3. L’entrata in vigore e sunset clause
Le modifiche al Trattato entreranno in vigore in via provvisoria a partire dal 3 settembre 2025, salvo dichiarazioni contrarie da parte degli Stati contraenti. La ratifica formale richiederà, tuttavia, l’approvazione di almeno tre quarti degli Stati firmatari.
Il processo di modernizzazione del Trattato si inserisce in un contesto segnato da numerosi abbandoni del Trattato da parte degli Stati contraenti negli ultimi anni, tra cui diversi Stati membri dell’UE (compresa l’Italia), nonché l’UE stessa e l’Euratom. Anche il Regno Unito ha recentemente notificato la propria uscita dal Trattato.
L’Italia ha denunciato il Trattato già nel 2016.
Tuttavia, in virtù della cosiddetta “sunset clause” prevista dall’Art. 47 dell’ETC, che prevede una “sopravvivenza” del Trattato, e la protezione degli investimenti, per i venti anni successivi all’abbandono da parte di un contraente, si può sostenere che l’Italia debba restare comunque obbligata a garantire la protezione degli investimenti effettuati prima di tale data fino al 1 gennaio 2036.
In qualità di Stato che ha formalmente abbandonato l’ECT, l’Italia non è più parte contraente del Trattato e, pertanto, non può partecipare alla sua interpretazione e revisione. L’ECT non specifica esplicitamente quale versione del Trattato – quella “vecchia” o quella “modernizzata” – continuerà ad applicarsi a uno Stato recedente nel contesto della sunset clause.

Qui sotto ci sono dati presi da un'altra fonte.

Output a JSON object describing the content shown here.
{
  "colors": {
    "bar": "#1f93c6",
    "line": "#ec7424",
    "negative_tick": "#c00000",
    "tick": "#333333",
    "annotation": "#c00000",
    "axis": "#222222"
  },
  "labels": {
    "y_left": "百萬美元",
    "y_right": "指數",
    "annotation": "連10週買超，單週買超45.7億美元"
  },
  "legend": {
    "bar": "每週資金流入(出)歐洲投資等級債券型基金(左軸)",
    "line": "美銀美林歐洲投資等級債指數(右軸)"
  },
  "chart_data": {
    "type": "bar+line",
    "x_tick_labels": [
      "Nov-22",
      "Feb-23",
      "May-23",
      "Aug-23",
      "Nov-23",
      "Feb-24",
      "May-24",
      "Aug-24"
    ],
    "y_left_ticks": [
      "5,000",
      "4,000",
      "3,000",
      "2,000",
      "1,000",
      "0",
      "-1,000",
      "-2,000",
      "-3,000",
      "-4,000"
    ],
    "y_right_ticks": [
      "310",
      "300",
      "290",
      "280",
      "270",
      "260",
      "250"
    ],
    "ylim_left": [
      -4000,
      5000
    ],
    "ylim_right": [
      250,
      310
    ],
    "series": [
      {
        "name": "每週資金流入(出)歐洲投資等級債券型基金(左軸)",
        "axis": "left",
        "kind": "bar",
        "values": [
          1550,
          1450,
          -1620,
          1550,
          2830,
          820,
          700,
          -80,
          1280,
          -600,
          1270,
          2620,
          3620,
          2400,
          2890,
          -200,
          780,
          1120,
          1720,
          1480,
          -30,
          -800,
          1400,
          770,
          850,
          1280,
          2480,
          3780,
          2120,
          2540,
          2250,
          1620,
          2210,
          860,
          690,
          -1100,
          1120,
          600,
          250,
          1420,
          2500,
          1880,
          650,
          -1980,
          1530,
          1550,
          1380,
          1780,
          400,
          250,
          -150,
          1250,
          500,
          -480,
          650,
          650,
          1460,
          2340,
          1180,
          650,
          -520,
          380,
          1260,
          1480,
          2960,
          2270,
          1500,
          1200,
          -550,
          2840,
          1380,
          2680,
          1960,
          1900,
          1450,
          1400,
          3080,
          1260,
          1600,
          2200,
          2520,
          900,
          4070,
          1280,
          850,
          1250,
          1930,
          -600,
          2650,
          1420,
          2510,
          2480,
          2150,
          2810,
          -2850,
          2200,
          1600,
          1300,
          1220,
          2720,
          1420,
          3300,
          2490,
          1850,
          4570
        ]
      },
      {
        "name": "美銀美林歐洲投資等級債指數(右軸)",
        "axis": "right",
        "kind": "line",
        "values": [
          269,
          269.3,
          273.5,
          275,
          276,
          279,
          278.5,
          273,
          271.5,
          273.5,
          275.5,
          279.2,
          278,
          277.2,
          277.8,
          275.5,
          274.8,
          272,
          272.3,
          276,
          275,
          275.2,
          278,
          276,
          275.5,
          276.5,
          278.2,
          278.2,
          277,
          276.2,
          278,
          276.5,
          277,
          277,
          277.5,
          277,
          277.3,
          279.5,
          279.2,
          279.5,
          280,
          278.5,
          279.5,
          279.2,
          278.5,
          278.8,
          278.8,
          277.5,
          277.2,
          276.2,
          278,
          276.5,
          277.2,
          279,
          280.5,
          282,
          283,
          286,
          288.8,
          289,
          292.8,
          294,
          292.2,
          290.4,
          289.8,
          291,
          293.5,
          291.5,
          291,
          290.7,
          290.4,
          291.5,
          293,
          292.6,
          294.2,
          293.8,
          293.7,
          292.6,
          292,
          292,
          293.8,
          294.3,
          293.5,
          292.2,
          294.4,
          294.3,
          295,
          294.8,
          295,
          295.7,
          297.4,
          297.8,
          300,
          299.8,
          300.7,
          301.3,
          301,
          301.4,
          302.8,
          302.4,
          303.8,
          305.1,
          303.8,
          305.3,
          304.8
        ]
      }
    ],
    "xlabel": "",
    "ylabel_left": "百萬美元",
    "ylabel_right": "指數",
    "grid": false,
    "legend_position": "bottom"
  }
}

Nonostante queste defezioni, l’ECT continua a rivestire un’importanza significativa, in particolare per gli investitori provenienti da Stati non appartenenti all’UE, tra cui Azerbaigian, Giappone, Kazakistan, Turchia e Ucraina.
4. Conclusione
La modernizzazione del Trattato rappresenta un passo significativo, anche se persistono interrogativi sul futuro delle sue disposizioni, in particolare la clausola di “sopravvivenza” del Trattato. La sua applicazione continuerà a suscitare discussioni legali e arbitrali, soprattutto nel contesto della transizione energetica e della sicurezza degli investimenti energetici.